Here we'll compile our expression using the re.compile function:

materials_regex = re.compile("""
                 (       # Open capture group 1, the size
                 (?:     # Open a non-capturing group
                 \d+x)+ # Strings like 24x
                 \d+     # Final string of digits
                 )       # Close capture group 1
                 \s+     # Discard spaces
                 (.*?)  # Capture group 2, the material
                 [,\.]  # Comma or period terminates
                 """, re.VERBOSE)

The re.VERBOSE argument at the end enables the line breaks and comments.

Now we'll run the expression on our construction string. Because the materials_regex variable holds a regular expression, we can run findall on it directly:

materials = materials_regex.findall(construction)

Lookahead

One of the most abstract features of regular expressions is lookahead, which lets you see characters that follow the match. Many regular expression libraries (including Python's) also allow lookbehind. Lookbehind is restricted to a fixed number of characters because of limitations in implementation—no asterisks or plus signs.

To illustrate the possible value of lookahead, let’s suppose that our text is more compressed and has few cues such as commas:

board 3x6x24 board 2x4x36 steel plate 2x4 piece of molding 1x4

The text lists each material followed by its size. Our cue that we're switching from material to size is a digit. When capturing the material, we must stop when we encounter a digit, but we don't want the regular expression to consume the first digit it finds. That first digit must be left in place to become part of the size. So here is our new regular expression.
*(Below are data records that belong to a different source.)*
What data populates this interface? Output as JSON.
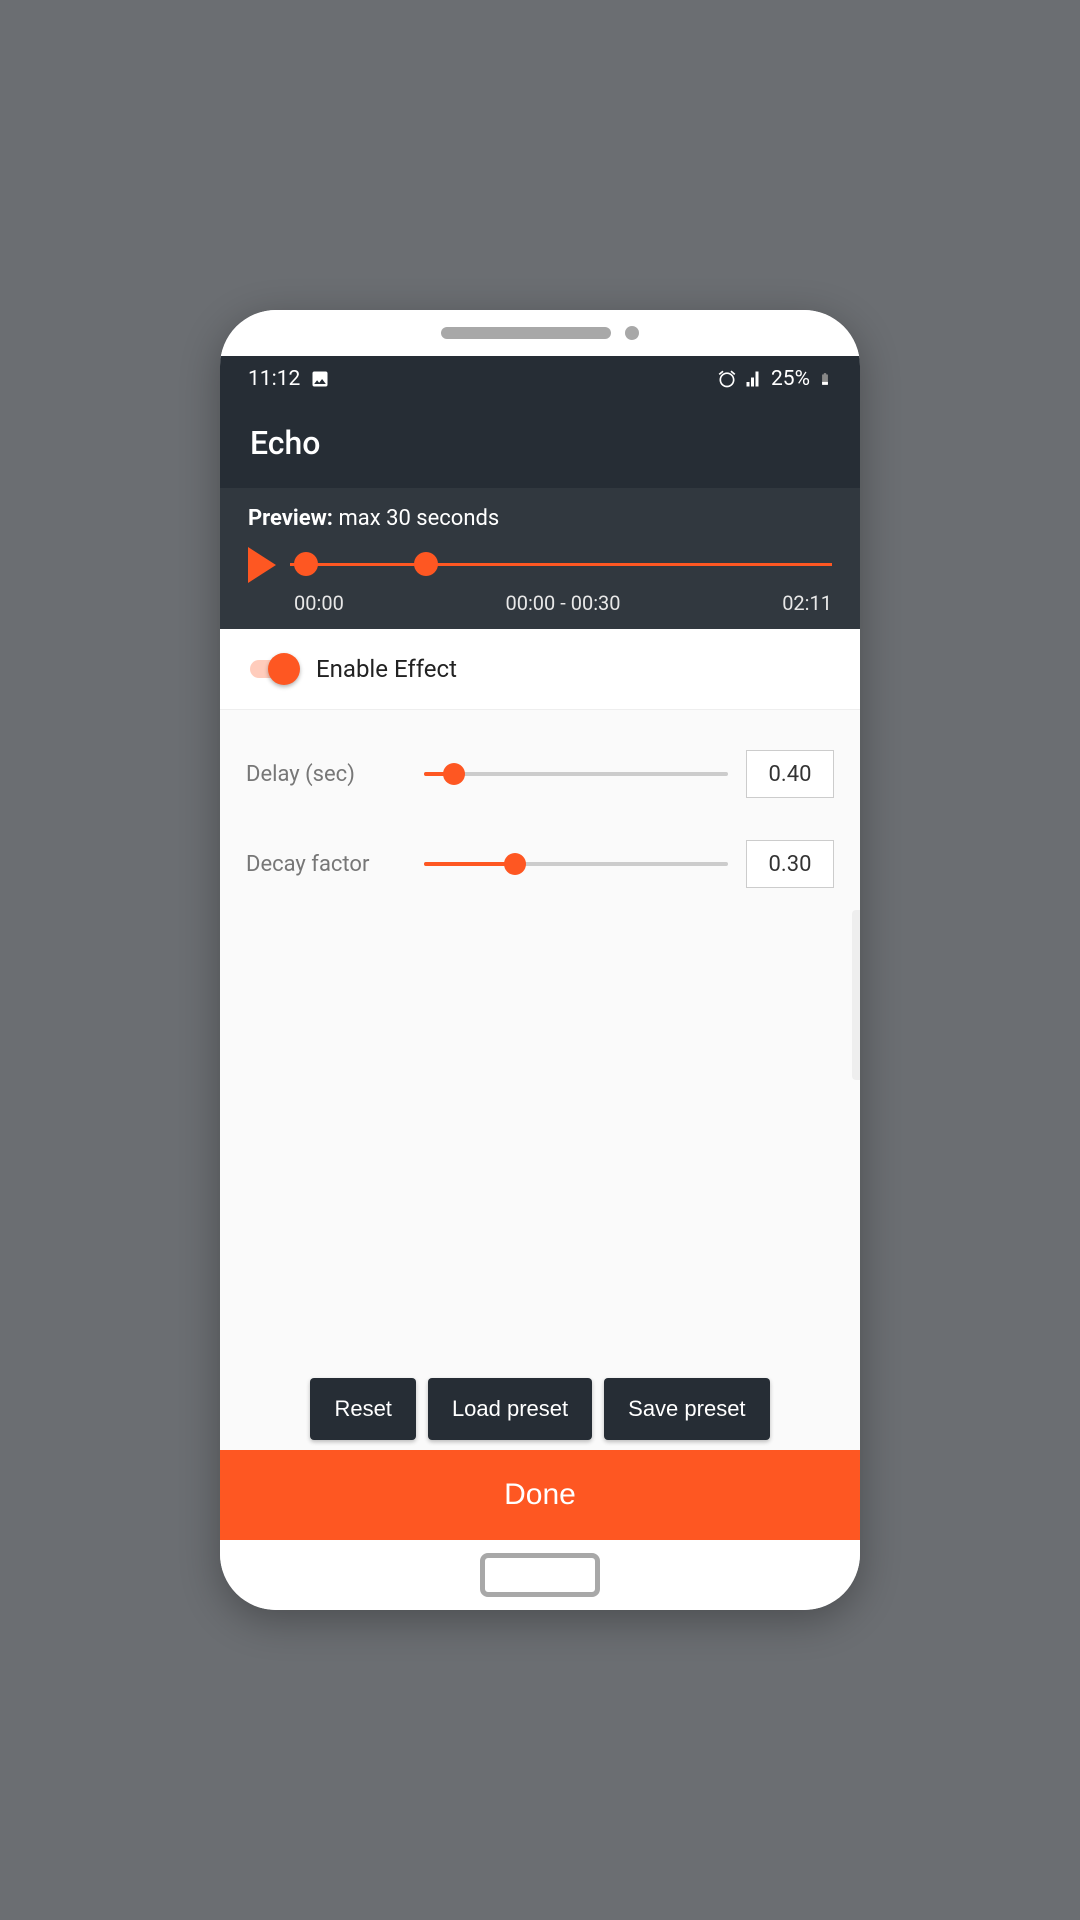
{
  "status": {
    "time": "11:12",
    "battery": "25%"
  },
  "header": {
    "title": "Echo"
  },
  "preview": {
    "label": "Preview:",
    "limit": "max 30 seconds",
    "start_time": "00:00",
    "range": "00:00 - 00:30",
    "end_time": "02:11",
    "handle1_pct": 3,
    "handle2_pct": 25
  },
  "enable": {
    "label": "Enable Effect",
    "on": true
  },
  "controls": [
    {
      "label": "Delay (sec)",
      "value": "0.40",
      "pct": 10
    },
    {
      "label": "Decay factor",
      "value": "0.30",
      "pct": 30
    }
  ],
  "buttons": {
    "reset": "Reset",
    "load": "Load preset",
    "save": "Save preset",
    "done": "Done"
  }
}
materials_regex = re.compile("""
                 (.*?)      # Capture group 1, the material
                 (?=\d)     # Lookahead: digit
                 (          # Open capture group 2, the size
                 (?:        # Open a non-capturing group
                 \d+x)+     # Strings like 24x
                 \d+        # Final string of digits
                 )          # Close the non-capturing group
                 """, re.VERBOSE)

The first capture group is the familiar non-greedy group capturing everything. We tell it to stop when it sees its first digit:

(?=\d)

The (?= sequence triggers lookahead. After that, the next lines pick up with the digit, which we didn't lose because we used lookahead. The rest of the regular expression is the sequence we used before to capture the size. We capture some leading spaces we don't want in this regular expression, but we can use strip later to remove them.

Most situations where lookahead seems like a good solution can actually be solved without it. In this case, we can eliminate lookahead simply by changing our first "grab everything" sequence to "grab everything except digits":

([^\d]*)

The circumflex or hat character ^ inside brackets means "not the following character." So [^\d] means "anything except a digit." The group ([^\d]*) means "everything up to, but not including, the first digit you find."

Our resulting regular expression comes out even simpler without lookahead:

materials_regex = re.compile("""
                 ([^\d]*)   # Capture group 1, the material
                 (          # Open capture group 2, the size
                 (?:        # Open a non-capturing group
                 \d+x)+     # Strings like 24x
                 \d+        # Final string of digits
                 )          # Close the non-capturing group
                 """, re.VERBOSE)

Conclusion

Regular expressions can solve problems in text processing that have no other feasible solution. But, regular expressions can also be difficult to get right and are computationally expensive. Over time, developers have learned about common tasks in text processing and have added regular expression features to facilitate solutions. If you explore the options provided by your regular expression library, you can often find an elegant solution to your problem. Several books are available to tell you how to think about your text and what regular expression can parse it.